Dovey was a Plattsmouth, Nebraska native who was educated in England with her sister, Ethel, under the care of Miss Lillian Terry.

She debuted at the Broadway Theatre on January 25, 1909, after making many appearances in non-metropolitan venues, while acquiring performing skills. Among her first stage appearances was her depiction of Goldenrod in Miss Bob White, during the 1903–1904 theatrical season. In the summer of 1904 Dovey played Turtledove in Woodland, in Boston, Massachusetts.

During the winter of 1905 the actress was part of a professional cast with the Frank L. Perley Opera Company. She acted in support of Viola Gillette, playing the role of Cherry in The Girl and the Bandit. In June 1905 Dovey acted the part of Reflection in The Land of Nod, staged in Chicago.

She devoted the 1906 theatrical season to the role of Dorothy Willetts, originally played by Elsie Janis. She received favorable critical acclaim while performing with the touring company, The Vanderbilt Cup.

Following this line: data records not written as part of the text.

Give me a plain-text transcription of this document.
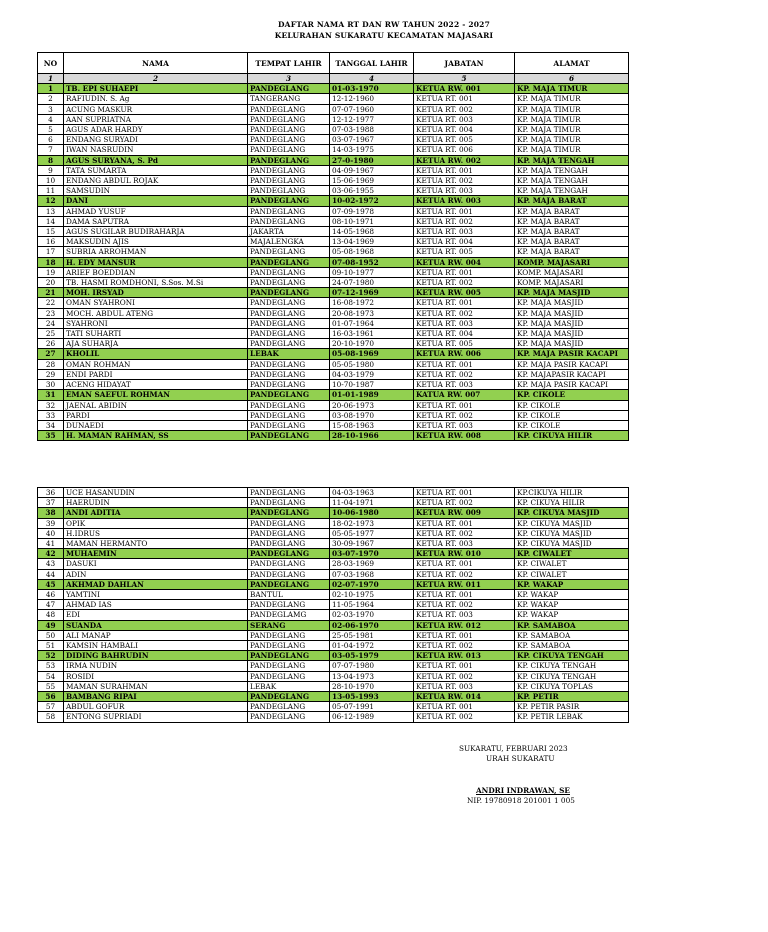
DAFTAR NAMA RT DAN RW TAHUN 2022 - 2027
KELURAHAN SUKARATU KECAMATAN MAJASARI
NO	NAMA	TEMPAT LAHIR	TANGGAL LAHIR	JABATAN	ALAMAT
1	2	3	4	5	6
1	TB. EPI SUHAEPI	PANDEGLANG	01-03-1970	KETUA RW. 001	KP. MAJA TIMUR
2	RAFIUDIN. S. Ag	TANGERANG	12-12-1960	KETUA RT. 001	KP. MAJA TIMUR
3	ACUNG MASKUR	PANDEGLANG	07-07-1960	KETUA RT. 002	KP. MAJA TIMUR
4	AAN SUPRIATNA	PANDEGLANG	12-12-1977	KETUA RT. 003	KP. MAJA TIMUR
5	AGUS ADAR HARDY	PANDEGLANG	07-03-1988	KETUA RT. 004	KP. MAJA TIMUR
6	ENDANG SURYADI	PANDEGLANG	03-07-1967	KETUA RT. 005	KP. MAJA TIMUR
7	IWAN NASRUDIN	PANDEGLANG	14-03-1975	KETUA RT. 006	KP. MAJA TIMUR
8	AGUS SURYANA, S. Pd	PANDEGLANG	27-0-1980	KETUA RW. 002	KP. MAJA TENGAH
9	TATA SUMARTA	PANDEGLANG	04-09-1967	KETUA RT. 001	KP. MAJA TENGAH
10	ENDANG ABDUL ROJAK	PANDEGLANG	15-06-1969	KETUA RT. 002	KP. MAJA TENGAH
11	SAMSUDIN	PANDEGLANG	03-06-1955	KETUA RT. 003	KP. MAJA TENGAH
12	DANI	PANDEGLANG	10-02-1972	KETUA RW. 003	KP. MAJA BARAT
13	AHMAD YUSUF	PANDEGLANG	07-09-1978	KETUA RT. 001	KP. MAJA BARAT
14	DAMA SAPUTRA	PANDEGLANG	08-10-1971	KETUA RT. 002	KP. MAJA BARAT
15	AGUS SUGILAR BUDIRAHARJA	JAKARTA	14-05-1968	KETUA RT. 003	KP. MAJA BARAT
16	MAKSUDIN AJIS	MAJALENGKA	13-04-1969	KETUA RT. 004	KP. MAJA BARAT
17	SUBRIA ARROHMAN	PANDEGLANG	05-08-1968	KETUA RT. 005	KP. MAJA BARAT
18	H. EDY MANSUR	PANDEGLANG	07-08-1952	KETUA RW. 004	KOMP. MAJASARI
19	ARIEF BOEDDIAN	PANDEGLANG	09-10-1977	KETUA RT. 001	KOMP. MAJASARI
20	TB. HASMI ROMDHONI, S.Sos. M.Si	PANDEGLANG	24-07-1980	KETUA RT. 002	KOMP. MAJASARI
21	MOH. IRSYAD	PANDEGLANG	07-12-1969	KETUA RW. 005	KP. MAJA MASJID
22	OMAN SYAHRONI	PANDEGLANG	16-08-1972	KETUA RT. 001	KP. MAJA MASJID
23	MOCH. ABDUL ATENG	PANDEGLANG	20-08-1973	KETUA RT. 002	KP. MAJA MASJID
24	SYAHRONI	PANDEGLANG	01-07-1964	KETUA RT. 003	KP. MAJA MASJID
25	TATI SUHARTI	PANDEGLANG	16-03-1961	KETUA RT. 004	KP. MAJA MASJID
26	AJA SUHARJA	PANDEGLANG	20-10-1970	KETUA RT. 005	KP. MAJA MASJID
27	KHOLIL	LEBAK	05-08-1969	KETUA RW. 006	KP. MAJA PASIR KACAPI
28	OMAN ROHMAN	PANDEGLANG	05-05-1980	KETUA RT. 001	KP. MAJA PASIR KACAPI
29	ENDI PARDI	PANDEGLANG	04-03-1979	KETUA RT. 002	KP. MAJAPASIR KACAPI
30	ACENG HIDAYAT	PANDEGLANG	10-70-1987	KETUA RT. 003	KP. MAJA PASIR KACAPI
31	EMAN SAEFUL ROHMAN	PANDEGLANG	01-01-1989	KATUA RW. 007	KP. CIKOLE
32	JAENAL ABIDIN	PANDEGLANG	20-06-1973	KETUA RT. 001	KP. CIKOLE
33	PARDI	PANDEGLANG	03-08-1970	KETUA RT. 002	KP. CIKOLE
34	DUNAEDI	PANDEGLANG	15-08-1963	KETUA RT. 003	KP. CIKOLE
35	H. MAMAN RAHMAN, SS	PANDEGLANG	28-10-1966	KETUA RW. 008	KP. CIKUYA HILIR
36	UCE HASANUDIN	PANDEGLANG	04-03-1963	KETUA RT. 001	KP.CIKUYA HILIR
37	HAERUDIN	PANDEGLANG	11-04-1971	KETUA RT. 002	KP. CIKUYA HILIR
38	ANDI ADITIA	PANDEGLANG	10-06-1980	KETUA RW. 009	KP. CIKUYA MASJID
39	OPIK	PANDEGLANG	18-02-1973	KETUA RT. 001	KP. CIKUYA MASJID
40	H.IDRUS	PANDEGLANG	05-05-1977	KETUA RT. 002	KP. CIKUYA MASJID
41	MAMAN HERMANTO	PANDEGLANG	30-09-1967	KETUA RT. 003	KP. CIKUYA MASJID
42	MUHAEMIN	PANDEGLANG	03-07-1970	KETUA RW. 010	KP. CIWALET
43	DASUKI	PANDEGLANG	28-03-1969	KETUA RT. 001	KP. CIWALET
44	ADIN	PANDEGLANG	07-03-1968	KETUA RT. 002	KP. CIWALET
45	AKHMAD DAHLAN	PANDEGLANG	02-07-1970	KETUA RW. 011	KP. WAKAP
46	YAMTINI	BANTUL	02-10-1975	KETUA RT. 001	KP. WAKAP
47	AHMAD IAS	PANDEGLANG	11-05-1964	KETUA RT. 002	KP. WAKAP
48	EDI	PANDEGLAMG	02-03-1970	KETUA RT. 003	KP. WAKAP
49	SUANDA	SERANG	02-06-1970	KETUA RW. 012	KP. SAMABOA
50	ALI MANAP	PANDEGLANG	25-05-1981	KETUA RT. 001	KP. SAMABOA
51	KAMSIN HAMBALI	PANDEGLANG	01-04-1972	KETUA RT. 002	KP. SAMABOA
52	DIDING BAHRUDIN	PANDEGLANG	03-05-1979	KETUA RW. 013	KP. CIKUYA TENGAH
53	IRMA NUDIN	PANDEGLANG	07-07-1980	KETUA RT. 001	KP. CIKUYA TENGAH
54	ROSIDI	PANDEGLANG	13-04-1973	KETUA RT. 002	KP. CIKUYA TENGAH
55	MAMAN SURAHMAN	LEBAK	28-10-1970	KETUA RT. 003	KP. CIKUYA TOPLAS
56	BAMBANG RIPAI	PANDEGLANG	13-05-1993	KETUA RW. 014	KP. PETIR
57	ABDUL GOFUR	PANDEGLANG	05-07-1991	KETUA RT. 001	KP. PETIR PASIR
58	ENTONG SUPRIADI	PANDEGLANG	06-12-1989	KETUA RT. 002	KP. PETIR LEBAK
SUKARATU, FEBRUARI 2023
URAH SUKARATU
ANDRI INDRAWAN, SE
NIP. 19780918 201001 1 005
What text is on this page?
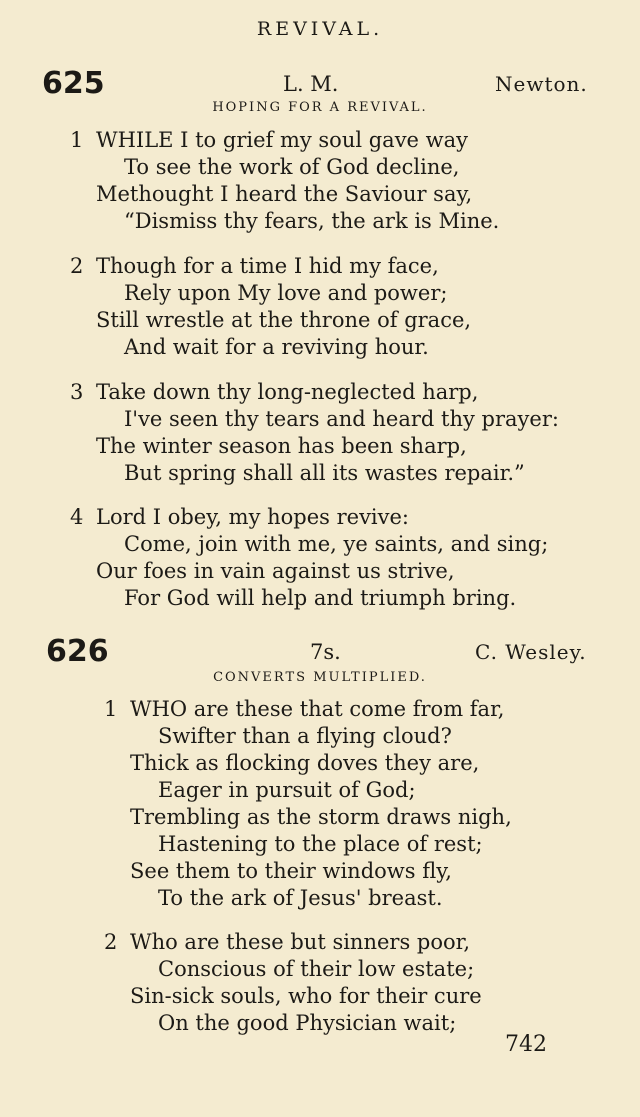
REVIVAL.
625	L. M.	Newton.
HOPING FOR A REVIVAL.
1 WHILE I to grief my soul gave way
To see the work of God decline,
Methought I heard the Saviour say,
“Dismiss thy fears, the ark is Mine.
2 Though for a time I hid my face,
Rely upon My love and power;
Still wrestle at the throne of grace,
And wait for a reviving hour.
3 Take down thy long-neglected harp,
I've seen thy tears and heard thy prayer:
The winter season has been sharp,
But spring shall all its wastes repair.”
4 Lord I obey, my hopes revive:
Come, join with me, ye saints, and sing;
Our foes in vain against us strive,
For God will help and triumph bring.
626	7s.	C. Wesley.
CONVERTS MULTIPLIED.
1 WHO are these that come from far,
Swifter than a flying cloud?
Thick as flocking doves they are,
Eager in pursuit of God;
Trembling as the storm draws nigh,
Hastening to the place of rest;
See them to their windows fly,
To the ark of Jesus' breast.
2 Who are these but sinners poor,
Conscious of their low estate;
Sin-sick souls, who for their cure
On the good Physician wait;
742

The part of Lois in Stubborn Cinderella was a milestone for Dovey, who created the character. Lois was introduced to a Chicago audience on June 1, 1908. She later made a great success touring in the role which suited her nicely because of her beauty, which was of a girlish type. In 1911, she performed in The Pink Lady

==Personal life==
Dovey married fellow actor and playwright John E. Hazzard on June 6, 1917 in New York City. They had two children. By 1922, six years after she retired, she was considered unfamiliar to current film fans of the day. Her husband died in 1935, and she died in Tarzana, California, in 1969, aged 84.